Nachhaltigkeitsbewertung in Bildung und Kommunikation
•    Aufgrund der Komplexität umweltbezogener Bildungs­aufgaben und der Heterogenität entsprechender Handlungsfelder sind messbare quantitative Kriterien für Bildungsmaßnahmen nur sehr eingeschränkt zu bestimmen. Ein einheitliches Instrumentarium zur Nachhaltigkeitsbewertung im Bereich der Umweltkommunikation steht nicht zur Verfügung.
•    Öko-Label können eine Orientierung bei Alltagsentscheidungen bieten, sofern Herkunft, Kriterien und Bewertungen für den Nutzer transparent sind. Angebote wie Label-online oder Siegelklarheit können einen ersten Überblick vermitteln.
•    Der Stärkung von Bewertungs- und Gestaltungskompetenzen kommt im Umweltbildungsbereich entlang des gesamten Lebensweges eine besondere Bedeutung zu.

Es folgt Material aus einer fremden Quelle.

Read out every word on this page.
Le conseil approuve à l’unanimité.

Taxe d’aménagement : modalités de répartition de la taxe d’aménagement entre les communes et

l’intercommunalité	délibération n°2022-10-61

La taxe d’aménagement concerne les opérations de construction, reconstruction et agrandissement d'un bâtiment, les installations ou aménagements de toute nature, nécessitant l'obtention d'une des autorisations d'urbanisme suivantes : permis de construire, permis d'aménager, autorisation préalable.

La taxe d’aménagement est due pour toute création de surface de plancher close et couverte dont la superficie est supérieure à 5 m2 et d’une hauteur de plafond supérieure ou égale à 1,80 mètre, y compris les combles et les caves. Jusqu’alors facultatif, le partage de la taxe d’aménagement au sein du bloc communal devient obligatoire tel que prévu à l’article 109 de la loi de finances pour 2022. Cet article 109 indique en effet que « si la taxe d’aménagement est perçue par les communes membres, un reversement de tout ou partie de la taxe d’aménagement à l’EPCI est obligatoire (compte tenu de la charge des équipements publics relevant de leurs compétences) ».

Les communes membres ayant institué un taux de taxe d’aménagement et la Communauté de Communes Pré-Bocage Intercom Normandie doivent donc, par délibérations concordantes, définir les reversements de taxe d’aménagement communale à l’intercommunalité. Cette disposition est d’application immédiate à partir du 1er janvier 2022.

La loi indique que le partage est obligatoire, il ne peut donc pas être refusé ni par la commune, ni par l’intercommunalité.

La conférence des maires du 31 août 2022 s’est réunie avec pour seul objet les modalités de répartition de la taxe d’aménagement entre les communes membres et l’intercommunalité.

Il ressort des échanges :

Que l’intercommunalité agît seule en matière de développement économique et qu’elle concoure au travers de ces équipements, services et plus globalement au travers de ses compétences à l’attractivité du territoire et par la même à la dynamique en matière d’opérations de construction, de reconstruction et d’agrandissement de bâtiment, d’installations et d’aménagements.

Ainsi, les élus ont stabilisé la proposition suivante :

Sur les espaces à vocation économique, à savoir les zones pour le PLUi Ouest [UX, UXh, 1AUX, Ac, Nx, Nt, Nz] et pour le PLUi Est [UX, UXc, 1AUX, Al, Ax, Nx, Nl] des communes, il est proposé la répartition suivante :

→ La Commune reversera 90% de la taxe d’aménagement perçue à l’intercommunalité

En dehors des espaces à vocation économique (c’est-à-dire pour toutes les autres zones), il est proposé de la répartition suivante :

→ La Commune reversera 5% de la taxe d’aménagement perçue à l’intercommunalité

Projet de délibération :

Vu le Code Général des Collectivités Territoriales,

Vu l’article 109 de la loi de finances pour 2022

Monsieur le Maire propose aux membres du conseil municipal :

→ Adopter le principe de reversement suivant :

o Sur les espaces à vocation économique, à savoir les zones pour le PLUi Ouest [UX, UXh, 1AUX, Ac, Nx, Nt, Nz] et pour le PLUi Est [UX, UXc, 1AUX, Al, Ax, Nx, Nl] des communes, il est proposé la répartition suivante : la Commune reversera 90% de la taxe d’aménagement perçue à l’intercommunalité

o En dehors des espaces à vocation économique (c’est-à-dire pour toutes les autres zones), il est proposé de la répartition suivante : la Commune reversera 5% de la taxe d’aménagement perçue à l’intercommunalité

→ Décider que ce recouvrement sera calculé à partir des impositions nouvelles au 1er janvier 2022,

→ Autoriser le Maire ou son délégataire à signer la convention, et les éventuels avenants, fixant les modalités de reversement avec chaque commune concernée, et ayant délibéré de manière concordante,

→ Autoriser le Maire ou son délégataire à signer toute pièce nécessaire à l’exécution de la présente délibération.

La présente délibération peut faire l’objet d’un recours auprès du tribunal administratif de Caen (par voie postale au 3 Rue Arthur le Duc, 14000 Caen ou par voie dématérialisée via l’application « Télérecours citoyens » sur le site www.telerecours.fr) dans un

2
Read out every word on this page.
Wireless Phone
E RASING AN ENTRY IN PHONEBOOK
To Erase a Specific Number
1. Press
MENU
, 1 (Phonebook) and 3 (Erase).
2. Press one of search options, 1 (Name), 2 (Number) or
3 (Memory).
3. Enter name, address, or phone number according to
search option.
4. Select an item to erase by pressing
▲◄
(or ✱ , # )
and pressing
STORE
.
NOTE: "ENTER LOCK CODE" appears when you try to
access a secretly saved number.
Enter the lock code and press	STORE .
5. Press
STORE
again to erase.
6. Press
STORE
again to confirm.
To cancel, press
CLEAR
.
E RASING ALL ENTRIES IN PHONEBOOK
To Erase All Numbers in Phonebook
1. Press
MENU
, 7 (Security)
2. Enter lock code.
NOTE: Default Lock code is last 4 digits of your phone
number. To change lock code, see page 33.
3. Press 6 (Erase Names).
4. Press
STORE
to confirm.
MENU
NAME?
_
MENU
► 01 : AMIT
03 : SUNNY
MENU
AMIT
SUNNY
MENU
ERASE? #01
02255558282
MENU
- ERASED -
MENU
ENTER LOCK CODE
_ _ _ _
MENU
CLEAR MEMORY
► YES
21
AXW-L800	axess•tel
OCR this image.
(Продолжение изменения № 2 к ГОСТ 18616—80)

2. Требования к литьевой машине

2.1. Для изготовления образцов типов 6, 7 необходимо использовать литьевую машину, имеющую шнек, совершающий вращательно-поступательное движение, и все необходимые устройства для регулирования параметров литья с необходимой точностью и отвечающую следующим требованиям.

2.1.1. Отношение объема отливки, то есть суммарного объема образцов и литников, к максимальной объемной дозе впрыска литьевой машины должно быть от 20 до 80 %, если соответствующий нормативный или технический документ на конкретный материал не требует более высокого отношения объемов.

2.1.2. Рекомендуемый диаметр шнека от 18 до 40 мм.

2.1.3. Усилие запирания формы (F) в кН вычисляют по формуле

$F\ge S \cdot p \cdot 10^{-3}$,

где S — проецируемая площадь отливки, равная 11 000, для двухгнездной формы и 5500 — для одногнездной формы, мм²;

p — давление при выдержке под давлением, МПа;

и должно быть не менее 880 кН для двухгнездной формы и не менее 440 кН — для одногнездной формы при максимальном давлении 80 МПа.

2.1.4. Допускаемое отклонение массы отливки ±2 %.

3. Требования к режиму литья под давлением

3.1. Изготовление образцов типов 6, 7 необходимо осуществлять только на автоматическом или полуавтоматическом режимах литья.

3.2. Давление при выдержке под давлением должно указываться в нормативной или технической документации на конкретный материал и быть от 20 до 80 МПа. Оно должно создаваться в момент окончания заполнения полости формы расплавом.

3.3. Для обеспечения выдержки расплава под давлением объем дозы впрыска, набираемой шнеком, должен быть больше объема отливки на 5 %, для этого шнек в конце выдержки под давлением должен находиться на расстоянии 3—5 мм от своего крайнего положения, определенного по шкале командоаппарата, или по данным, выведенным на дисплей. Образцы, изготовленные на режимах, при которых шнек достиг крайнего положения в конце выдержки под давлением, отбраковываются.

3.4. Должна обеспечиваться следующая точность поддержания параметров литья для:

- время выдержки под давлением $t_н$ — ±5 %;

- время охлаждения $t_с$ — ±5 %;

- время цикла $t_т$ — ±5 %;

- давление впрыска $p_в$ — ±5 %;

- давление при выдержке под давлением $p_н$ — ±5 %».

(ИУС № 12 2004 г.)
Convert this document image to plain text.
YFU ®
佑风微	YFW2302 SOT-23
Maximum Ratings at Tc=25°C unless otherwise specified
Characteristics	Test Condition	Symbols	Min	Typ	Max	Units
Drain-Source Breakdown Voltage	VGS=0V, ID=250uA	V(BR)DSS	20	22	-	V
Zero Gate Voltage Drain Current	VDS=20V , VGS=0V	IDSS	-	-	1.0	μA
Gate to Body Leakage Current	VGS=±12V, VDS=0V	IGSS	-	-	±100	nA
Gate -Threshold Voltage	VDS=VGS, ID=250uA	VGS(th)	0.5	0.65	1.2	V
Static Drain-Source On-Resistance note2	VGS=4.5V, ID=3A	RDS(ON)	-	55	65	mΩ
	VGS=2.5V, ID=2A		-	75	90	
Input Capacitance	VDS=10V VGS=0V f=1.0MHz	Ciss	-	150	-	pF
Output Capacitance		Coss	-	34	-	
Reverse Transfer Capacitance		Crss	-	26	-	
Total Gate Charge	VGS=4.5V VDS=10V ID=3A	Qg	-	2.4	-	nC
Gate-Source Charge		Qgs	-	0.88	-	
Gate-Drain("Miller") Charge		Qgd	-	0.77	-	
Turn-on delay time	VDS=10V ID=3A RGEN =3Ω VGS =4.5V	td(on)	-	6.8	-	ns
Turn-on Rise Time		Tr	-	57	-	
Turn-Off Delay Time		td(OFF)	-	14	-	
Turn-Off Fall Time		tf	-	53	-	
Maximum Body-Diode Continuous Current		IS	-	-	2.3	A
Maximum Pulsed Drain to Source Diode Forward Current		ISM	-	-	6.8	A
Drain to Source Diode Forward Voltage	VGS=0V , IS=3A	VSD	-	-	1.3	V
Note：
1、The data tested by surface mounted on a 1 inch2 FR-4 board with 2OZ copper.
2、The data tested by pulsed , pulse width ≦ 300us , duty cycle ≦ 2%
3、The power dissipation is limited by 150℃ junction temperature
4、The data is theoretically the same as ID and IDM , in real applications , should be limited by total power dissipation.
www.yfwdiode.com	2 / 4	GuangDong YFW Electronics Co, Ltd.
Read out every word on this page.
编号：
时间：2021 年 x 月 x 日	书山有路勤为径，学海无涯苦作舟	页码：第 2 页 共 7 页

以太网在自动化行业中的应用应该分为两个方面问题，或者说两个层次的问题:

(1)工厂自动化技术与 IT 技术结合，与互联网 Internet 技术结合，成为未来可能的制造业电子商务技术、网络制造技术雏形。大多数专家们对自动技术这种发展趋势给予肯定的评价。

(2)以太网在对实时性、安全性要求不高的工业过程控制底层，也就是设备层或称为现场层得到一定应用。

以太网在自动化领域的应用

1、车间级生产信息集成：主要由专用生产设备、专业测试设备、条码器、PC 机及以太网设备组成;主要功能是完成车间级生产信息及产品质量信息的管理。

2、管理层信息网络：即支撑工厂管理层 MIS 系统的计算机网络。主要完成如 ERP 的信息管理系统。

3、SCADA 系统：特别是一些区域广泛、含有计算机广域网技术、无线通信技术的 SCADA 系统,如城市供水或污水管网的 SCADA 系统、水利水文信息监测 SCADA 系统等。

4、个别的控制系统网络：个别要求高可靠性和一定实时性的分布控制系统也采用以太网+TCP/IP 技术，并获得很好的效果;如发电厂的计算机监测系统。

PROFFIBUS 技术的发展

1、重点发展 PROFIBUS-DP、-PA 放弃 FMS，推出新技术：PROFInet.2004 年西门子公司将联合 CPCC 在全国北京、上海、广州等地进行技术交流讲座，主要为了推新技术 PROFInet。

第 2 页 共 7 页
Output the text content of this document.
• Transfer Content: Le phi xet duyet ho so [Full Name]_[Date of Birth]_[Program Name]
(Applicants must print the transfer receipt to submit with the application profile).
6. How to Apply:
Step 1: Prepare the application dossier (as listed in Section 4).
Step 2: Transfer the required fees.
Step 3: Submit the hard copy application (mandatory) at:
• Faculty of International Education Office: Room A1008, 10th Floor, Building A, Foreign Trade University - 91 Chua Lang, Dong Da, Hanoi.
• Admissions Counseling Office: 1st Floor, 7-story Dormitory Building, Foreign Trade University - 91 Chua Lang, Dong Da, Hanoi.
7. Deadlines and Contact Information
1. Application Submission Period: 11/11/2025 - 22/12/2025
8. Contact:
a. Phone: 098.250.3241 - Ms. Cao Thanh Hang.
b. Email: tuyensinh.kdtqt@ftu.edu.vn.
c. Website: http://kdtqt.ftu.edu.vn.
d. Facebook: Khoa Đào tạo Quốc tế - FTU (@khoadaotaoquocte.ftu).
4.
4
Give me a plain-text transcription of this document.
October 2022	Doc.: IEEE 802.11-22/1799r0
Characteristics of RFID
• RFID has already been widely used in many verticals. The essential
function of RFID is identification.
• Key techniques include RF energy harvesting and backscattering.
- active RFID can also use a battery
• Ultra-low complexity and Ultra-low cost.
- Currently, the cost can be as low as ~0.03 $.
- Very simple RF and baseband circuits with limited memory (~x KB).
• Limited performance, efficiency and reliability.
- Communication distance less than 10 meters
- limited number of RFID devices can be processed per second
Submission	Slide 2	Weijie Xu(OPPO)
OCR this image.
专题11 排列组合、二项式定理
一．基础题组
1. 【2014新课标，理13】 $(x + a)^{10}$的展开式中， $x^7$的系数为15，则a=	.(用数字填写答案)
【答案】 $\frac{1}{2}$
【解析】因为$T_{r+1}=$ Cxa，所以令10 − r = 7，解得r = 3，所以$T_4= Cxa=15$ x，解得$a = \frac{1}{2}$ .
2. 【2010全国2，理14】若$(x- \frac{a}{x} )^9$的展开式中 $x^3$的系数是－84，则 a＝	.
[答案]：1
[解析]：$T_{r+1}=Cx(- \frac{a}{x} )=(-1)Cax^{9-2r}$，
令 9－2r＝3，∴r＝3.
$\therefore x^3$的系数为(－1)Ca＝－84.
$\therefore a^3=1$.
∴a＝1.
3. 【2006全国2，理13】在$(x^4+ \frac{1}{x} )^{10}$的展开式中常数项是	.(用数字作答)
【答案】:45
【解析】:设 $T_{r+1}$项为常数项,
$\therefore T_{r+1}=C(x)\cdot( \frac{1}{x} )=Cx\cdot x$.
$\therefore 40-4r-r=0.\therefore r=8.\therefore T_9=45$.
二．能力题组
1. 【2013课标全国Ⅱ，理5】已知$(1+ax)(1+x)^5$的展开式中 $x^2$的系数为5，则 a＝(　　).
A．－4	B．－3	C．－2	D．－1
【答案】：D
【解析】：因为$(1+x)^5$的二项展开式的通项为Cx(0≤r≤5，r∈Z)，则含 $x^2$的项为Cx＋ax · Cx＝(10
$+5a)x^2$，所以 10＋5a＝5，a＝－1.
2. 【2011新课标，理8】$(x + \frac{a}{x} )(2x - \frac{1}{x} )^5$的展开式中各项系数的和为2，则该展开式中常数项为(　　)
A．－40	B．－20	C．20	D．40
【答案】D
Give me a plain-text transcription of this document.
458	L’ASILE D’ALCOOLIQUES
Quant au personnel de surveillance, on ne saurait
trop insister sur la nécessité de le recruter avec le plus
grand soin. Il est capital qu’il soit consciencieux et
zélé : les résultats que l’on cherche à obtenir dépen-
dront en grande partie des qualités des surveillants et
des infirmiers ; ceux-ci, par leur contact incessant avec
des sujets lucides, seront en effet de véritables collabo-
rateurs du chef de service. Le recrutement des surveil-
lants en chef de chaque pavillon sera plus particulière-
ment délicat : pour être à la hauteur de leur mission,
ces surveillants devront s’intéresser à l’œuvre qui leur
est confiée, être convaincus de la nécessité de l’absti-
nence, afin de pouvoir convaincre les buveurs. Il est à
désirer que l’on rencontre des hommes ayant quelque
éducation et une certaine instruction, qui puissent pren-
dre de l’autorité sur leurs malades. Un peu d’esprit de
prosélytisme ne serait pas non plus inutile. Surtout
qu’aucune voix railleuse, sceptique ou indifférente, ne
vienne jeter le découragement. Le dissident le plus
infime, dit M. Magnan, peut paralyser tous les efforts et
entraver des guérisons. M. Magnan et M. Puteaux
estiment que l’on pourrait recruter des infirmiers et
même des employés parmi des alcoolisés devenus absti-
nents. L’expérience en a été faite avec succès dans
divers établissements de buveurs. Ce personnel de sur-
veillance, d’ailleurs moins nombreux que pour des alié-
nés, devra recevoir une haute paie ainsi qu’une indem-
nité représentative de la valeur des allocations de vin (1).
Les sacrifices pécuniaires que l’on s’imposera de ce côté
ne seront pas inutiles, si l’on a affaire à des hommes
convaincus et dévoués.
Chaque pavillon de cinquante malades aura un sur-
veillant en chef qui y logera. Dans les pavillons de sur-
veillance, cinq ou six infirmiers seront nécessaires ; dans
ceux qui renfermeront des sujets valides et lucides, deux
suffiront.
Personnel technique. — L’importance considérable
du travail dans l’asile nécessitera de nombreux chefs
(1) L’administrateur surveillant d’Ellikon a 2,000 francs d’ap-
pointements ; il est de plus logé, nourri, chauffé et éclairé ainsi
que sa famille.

Mit entsprechenden Bildungsmaßnahmen ist früh zu beginnen, sie sind zielgruppenspezifisch zu entwickeln und müssen auch niederschwellige Ansprache­wege und Vermittlungsinstrumente umfassen. Im Bereich von »Green Meetings« liegen bereits gute Erfahrungen vor.
•    Eine Schlüsselrolle bei der Vermittlung von Bewertungskompetenzen nehmen Multiplikatoren wie Lehrkräfte ein. Neu zu entwickelnde Qualifizierungsmaßnahmen (z. B. für Journalisten) sind erforderlich, um zum komplexen Thema Nachhaltigkeit zu einer Versachlichung der Thematik in der breiten Bevölkerung beizutragen. Medienkritische Schulungen zu Bewertungskompetenzen spielen aufgrund sich stark wandelnder Mediennutzungsgewohnheiten bei Schülern eine große Rolle.